Understanding ATP synthesis: Structure and mechanism of the F1-ATPase (Review)

To couple the energy present in the electrochemical proton gradient, established across the mitochondrial membrane by the respiratory chain, to the formation of ATP from ADP and Pi, ATP-synthase goes through a sequence of coordinated conformational changes of its major subunits (α, β). These changes are induced by the rotation of the γ subunit driven by the translocation of protons through the c subunit of the membrane portion of the enzyme. During this process, the F1-portion of the ATP-synthase adopts at least two major conformations depending on the occupancy of the β subunits: one with two nucleotides, the other with three.
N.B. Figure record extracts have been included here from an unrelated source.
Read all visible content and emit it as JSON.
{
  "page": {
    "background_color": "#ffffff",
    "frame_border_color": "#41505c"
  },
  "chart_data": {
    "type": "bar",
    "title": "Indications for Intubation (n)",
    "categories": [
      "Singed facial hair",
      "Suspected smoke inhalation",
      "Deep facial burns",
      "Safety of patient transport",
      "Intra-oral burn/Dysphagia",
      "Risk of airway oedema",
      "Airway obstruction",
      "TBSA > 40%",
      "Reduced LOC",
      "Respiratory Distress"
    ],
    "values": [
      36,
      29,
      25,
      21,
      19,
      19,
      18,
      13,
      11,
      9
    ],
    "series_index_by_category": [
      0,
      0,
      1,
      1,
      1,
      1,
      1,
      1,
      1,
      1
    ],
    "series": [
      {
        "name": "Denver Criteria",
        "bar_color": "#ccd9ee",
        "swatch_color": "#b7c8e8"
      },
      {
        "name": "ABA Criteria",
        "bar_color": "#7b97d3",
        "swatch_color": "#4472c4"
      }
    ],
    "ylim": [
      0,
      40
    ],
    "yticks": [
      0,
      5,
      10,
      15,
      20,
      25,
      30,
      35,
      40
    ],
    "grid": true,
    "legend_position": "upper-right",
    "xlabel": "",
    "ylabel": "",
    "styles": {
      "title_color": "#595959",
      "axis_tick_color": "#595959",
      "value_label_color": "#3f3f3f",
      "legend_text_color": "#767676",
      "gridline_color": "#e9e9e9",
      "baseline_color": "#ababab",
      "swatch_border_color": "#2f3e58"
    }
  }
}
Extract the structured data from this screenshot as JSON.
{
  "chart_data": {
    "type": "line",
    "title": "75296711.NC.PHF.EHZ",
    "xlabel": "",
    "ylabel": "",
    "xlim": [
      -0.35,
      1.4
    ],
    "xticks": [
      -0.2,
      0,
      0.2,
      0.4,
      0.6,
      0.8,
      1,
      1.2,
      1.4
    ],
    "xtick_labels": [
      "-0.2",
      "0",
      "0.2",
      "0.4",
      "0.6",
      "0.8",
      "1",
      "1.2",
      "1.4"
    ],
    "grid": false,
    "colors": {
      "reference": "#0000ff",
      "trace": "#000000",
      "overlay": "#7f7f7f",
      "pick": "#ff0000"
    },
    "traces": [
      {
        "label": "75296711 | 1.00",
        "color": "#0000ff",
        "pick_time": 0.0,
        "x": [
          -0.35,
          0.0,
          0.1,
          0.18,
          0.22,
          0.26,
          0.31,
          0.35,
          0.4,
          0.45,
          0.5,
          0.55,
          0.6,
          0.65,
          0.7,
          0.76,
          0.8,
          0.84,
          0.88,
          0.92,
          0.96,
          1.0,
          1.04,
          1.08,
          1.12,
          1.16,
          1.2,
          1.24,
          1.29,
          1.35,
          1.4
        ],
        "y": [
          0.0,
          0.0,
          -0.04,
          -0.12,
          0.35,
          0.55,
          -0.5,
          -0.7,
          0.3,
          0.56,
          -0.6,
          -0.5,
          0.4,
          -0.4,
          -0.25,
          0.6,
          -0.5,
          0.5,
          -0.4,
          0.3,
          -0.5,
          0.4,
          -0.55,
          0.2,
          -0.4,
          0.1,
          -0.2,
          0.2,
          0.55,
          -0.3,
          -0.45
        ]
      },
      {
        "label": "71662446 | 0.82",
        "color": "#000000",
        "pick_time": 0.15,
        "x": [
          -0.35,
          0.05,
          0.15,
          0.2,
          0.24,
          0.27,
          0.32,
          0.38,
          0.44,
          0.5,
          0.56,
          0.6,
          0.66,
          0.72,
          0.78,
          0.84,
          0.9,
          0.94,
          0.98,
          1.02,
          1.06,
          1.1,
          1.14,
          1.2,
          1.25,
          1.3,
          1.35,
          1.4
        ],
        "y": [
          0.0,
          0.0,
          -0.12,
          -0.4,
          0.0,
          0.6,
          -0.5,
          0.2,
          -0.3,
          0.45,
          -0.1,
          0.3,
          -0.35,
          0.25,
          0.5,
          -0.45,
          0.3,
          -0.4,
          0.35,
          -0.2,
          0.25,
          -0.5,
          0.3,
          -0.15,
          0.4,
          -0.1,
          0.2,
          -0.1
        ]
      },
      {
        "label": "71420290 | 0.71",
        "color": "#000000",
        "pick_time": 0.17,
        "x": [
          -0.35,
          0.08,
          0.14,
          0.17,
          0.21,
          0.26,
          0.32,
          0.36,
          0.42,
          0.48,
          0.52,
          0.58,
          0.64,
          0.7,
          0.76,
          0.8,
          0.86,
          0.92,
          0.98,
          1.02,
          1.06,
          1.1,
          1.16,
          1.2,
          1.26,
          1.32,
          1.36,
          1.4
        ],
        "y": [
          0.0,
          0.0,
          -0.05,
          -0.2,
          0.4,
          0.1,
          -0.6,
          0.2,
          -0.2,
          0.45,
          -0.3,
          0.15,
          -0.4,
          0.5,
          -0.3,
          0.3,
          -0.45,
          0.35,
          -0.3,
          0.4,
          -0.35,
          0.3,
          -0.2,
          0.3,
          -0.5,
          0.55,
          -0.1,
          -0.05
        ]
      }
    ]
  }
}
In the two-nucleotide structure, the empty β subunit adopts an open conformation that is highly different from the other conformations of β subunits: tight, loose and closed. The three-dimensional structures of the F1-ATPase in each of these two major conformations provide a framework for understanding the mechanism of energy coupling by the enzyme. The energetics associated with two different models of the reaction steps, analysed using molecular dynamics calculations, show that three-nucleotide intermediates do not occur in configurations with an open β subunit; instead, they are stabilized by completing a jaw-like motion that closes the β subunit around the nucleotide. Consequently, the energy driven, major conformational change takes place with the β subunits in the tight, loose and closed conformation.